Are you diligently exercising but seeing no results around your midsection? It's not just you.
Two new studies may explain why many people who begin exercise programs often lose little to no weight in the long run.
In the first study, published in the online science journal PLoS One, researchers compared the daily energy expenditures of Westerners and the Hadza, a population of hunter-gatherers living in northern Tanzania. Many believe modern Westerners burn fewer calories than in the past because their lives have become more sedentary. The Hadza, who are generally very lean, hunt and forage for food without modern tools such as vehicles or guns. Men walk about seven miles each day, while women walk about half that.
What was surprising was that although the Hadza seem to be more active, the researchers found little difference in calories burned between the Hadza and their Western counterparts.

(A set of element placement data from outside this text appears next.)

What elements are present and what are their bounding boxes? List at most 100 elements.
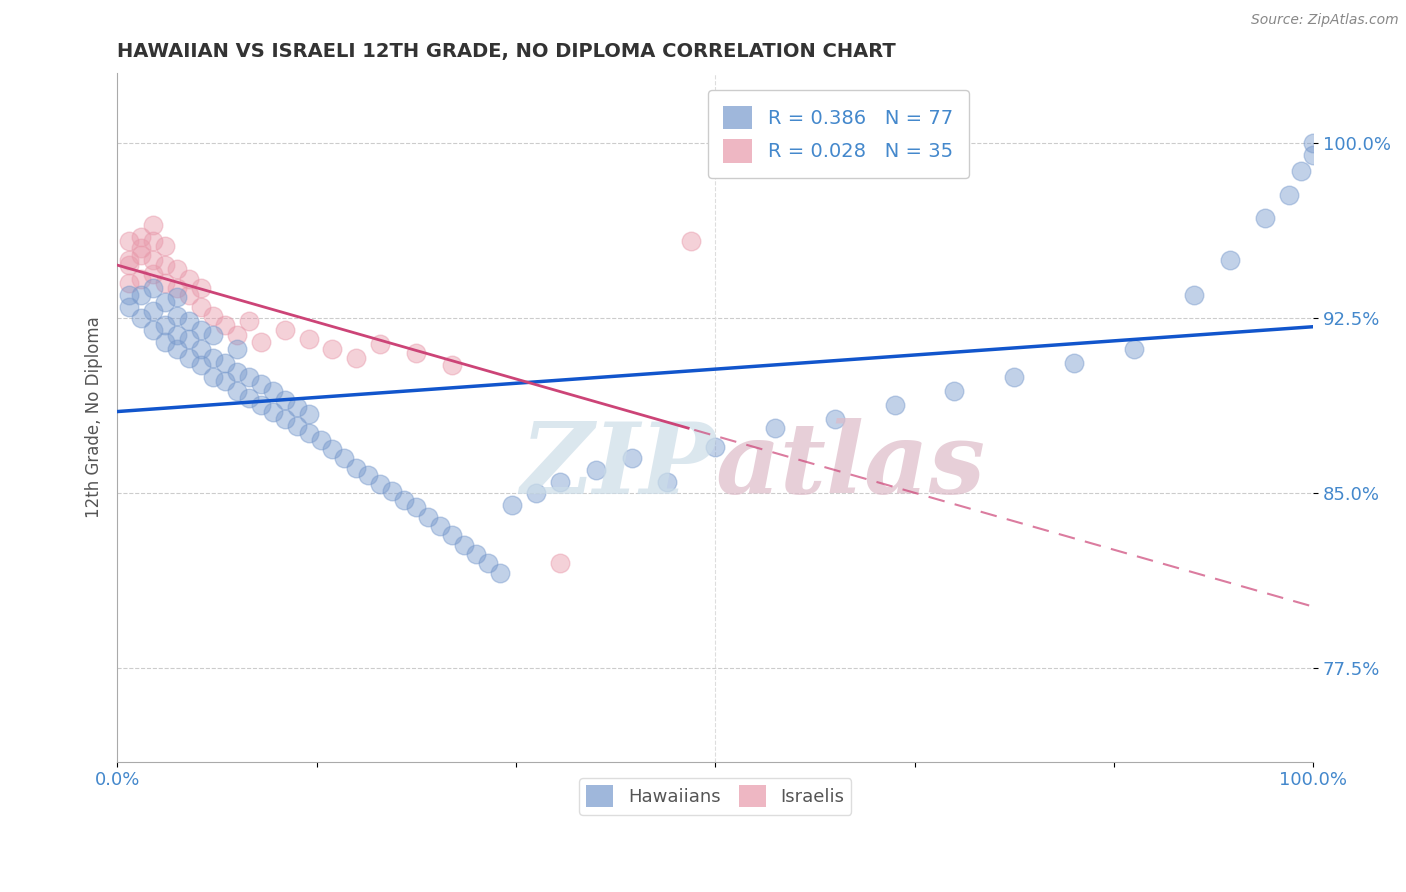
Point bbox=[1002, 369, 1025, 384]
Point bbox=[238, 391, 260, 405]
Point bbox=[225, 327, 247, 342]
Point bbox=[489, 566, 512, 580]
Point bbox=[273, 393, 295, 408]
Point bbox=[405, 346, 427, 360]
Point bbox=[441, 528, 464, 542]
Point bbox=[225, 365, 247, 379]
Text: ZIP: ZIP bbox=[520, 417, 716, 514]
Point bbox=[763, 421, 786, 435]
Point bbox=[1302, 148, 1324, 162]
Point bbox=[201, 351, 224, 365]
Point bbox=[129, 229, 152, 244]
Text: Source: ZipAtlas.com: Source: ZipAtlas.com bbox=[1251, 13, 1399, 28]
Point bbox=[273, 323, 295, 337]
Point bbox=[585, 463, 607, 477]
Point bbox=[142, 281, 165, 295]
Point bbox=[548, 475, 571, 489]
Point bbox=[142, 304, 165, 318]
Point bbox=[118, 235, 141, 249]
Point bbox=[118, 300, 141, 314]
Point bbox=[142, 218, 165, 232]
Point bbox=[1278, 187, 1301, 202]
Point bbox=[118, 277, 141, 291]
Point bbox=[214, 356, 236, 370]
Point bbox=[190, 358, 212, 372]
Point bbox=[273, 411, 295, 425]
Point bbox=[190, 300, 212, 314]
Point bbox=[166, 262, 188, 277]
Point bbox=[1182, 288, 1205, 302]
Point bbox=[1063, 356, 1085, 370]
Point bbox=[166, 327, 188, 342]
Point bbox=[943, 384, 966, 398]
Point bbox=[285, 418, 308, 433]
Point bbox=[153, 334, 176, 349]
Point bbox=[166, 290, 188, 304]
Point bbox=[357, 467, 380, 482]
Point bbox=[142, 267, 165, 281]
Point bbox=[142, 253, 165, 268]
Point bbox=[118, 288, 141, 302]
Point bbox=[441, 358, 464, 372]
Point bbox=[153, 318, 176, 333]
Point bbox=[657, 475, 679, 489]
Point bbox=[429, 519, 451, 533]
Point bbox=[381, 484, 404, 499]
Text: HAWAIIAN VS ISRAELI 12TH GRADE, NO DIPLOMA CORRELATION CHART: HAWAIIAN VS ISRAELI 12TH GRADE, NO DIPLO… bbox=[117, 42, 896, 61]
Point bbox=[297, 333, 319, 347]
Point bbox=[370, 337, 392, 351]
Point bbox=[166, 309, 188, 323]
Point bbox=[153, 258, 176, 272]
Point bbox=[704, 440, 727, 454]
Point bbox=[405, 500, 427, 515]
Point bbox=[321, 442, 343, 456]
Point bbox=[118, 253, 141, 268]
Point bbox=[262, 384, 284, 398]
Point bbox=[225, 342, 247, 356]
Point bbox=[225, 384, 247, 398]
Point bbox=[262, 405, 284, 419]
Point bbox=[285, 400, 308, 414]
Point bbox=[370, 477, 392, 491]
Point bbox=[548, 557, 571, 571]
Point bbox=[177, 288, 200, 302]
Point bbox=[177, 333, 200, 347]
Point bbox=[249, 398, 271, 412]
Point bbox=[177, 272, 200, 286]
Point bbox=[238, 369, 260, 384]
Point bbox=[394, 493, 416, 508]
Point bbox=[524, 486, 547, 500]
Point bbox=[201, 327, 224, 342]
Point bbox=[418, 509, 440, 524]
Point bbox=[477, 557, 499, 571]
Point bbox=[501, 498, 523, 512]
Point bbox=[1302, 136, 1324, 151]
Point bbox=[214, 318, 236, 333]
Point bbox=[190, 342, 212, 356]
Point bbox=[118, 258, 141, 272]
Point bbox=[1122, 342, 1144, 356]
Point bbox=[344, 460, 367, 475]
Legend: Hawaiians, Israelis: Hawaiians, Israelis bbox=[579, 778, 851, 814]
Point bbox=[129, 248, 152, 262]
Point bbox=[129, 272, 152, 286]
Point bbox=[249, 376, 271, 391]
Point bbox=[344, 351, 367, 365]
Point bbox=[142, 323, 165, 337]
Point bbox=[177, 351, 200, 365]
Point bbox=[201, 369, 224, 384]
Point bbox=[883, 398, 905, 412]
Point bbox=[681, 235, 703, 249]
Point bbox=[465, 547, 488, 561]
Point bbox=[1291, 164, 1313, 178]
Point bbox=[333, 451, 356, 466]
Y-axis label: 12th Grade, No Diploma: 12th Grade, No Diploma bbox=[86, 317, 103, 518]
Point bbox=[453, 538, 475, 552]
Point bbox=[238, 314, 260, 328]
Point bbox=[620, 451, 643, 466]
Point bbox=[190, 281, 212, 295]
Point bbox=[153, 277, 176, 291]
Point bbox=[129, 242, 152, 256]
Point bbox=[824, 411, 846, 425]
Point bbox=[129, 288, 152, 302]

The second study, published in Obesity Reviews, analyzed the effect of exercise interventions on body composition. The researchers found that—contrary to popular belief—when people exercise but keep their energy intake constant, their resting metabolic rate (i.e., metabolism) actually goes down. Exercisers who ate more calories than they usually do did burn more fat than predicted, but some overcompensated and negated the effects of their hard work.
These studies suggest two things: exercise programs may not lead to as much calorie burn as you would think, and many people start eating more when they exercise, and they may eat too much.
Bottom line, if you start exercising to lose weight, you won't succeed with the mentality of "I can eat anything because I'll burn it off later." You will have better results if you choose a healthy diet of whole grains, fruits and vegetables, lean proteins and healthy fats while exercising. Although these two studies show that diet may be more important than exercise for weight loss, don't discount the other benefits of exercise, including decreased stress and anxiety, improved mood and reduced risk of cardiovascular disease, diabetes and some cancers.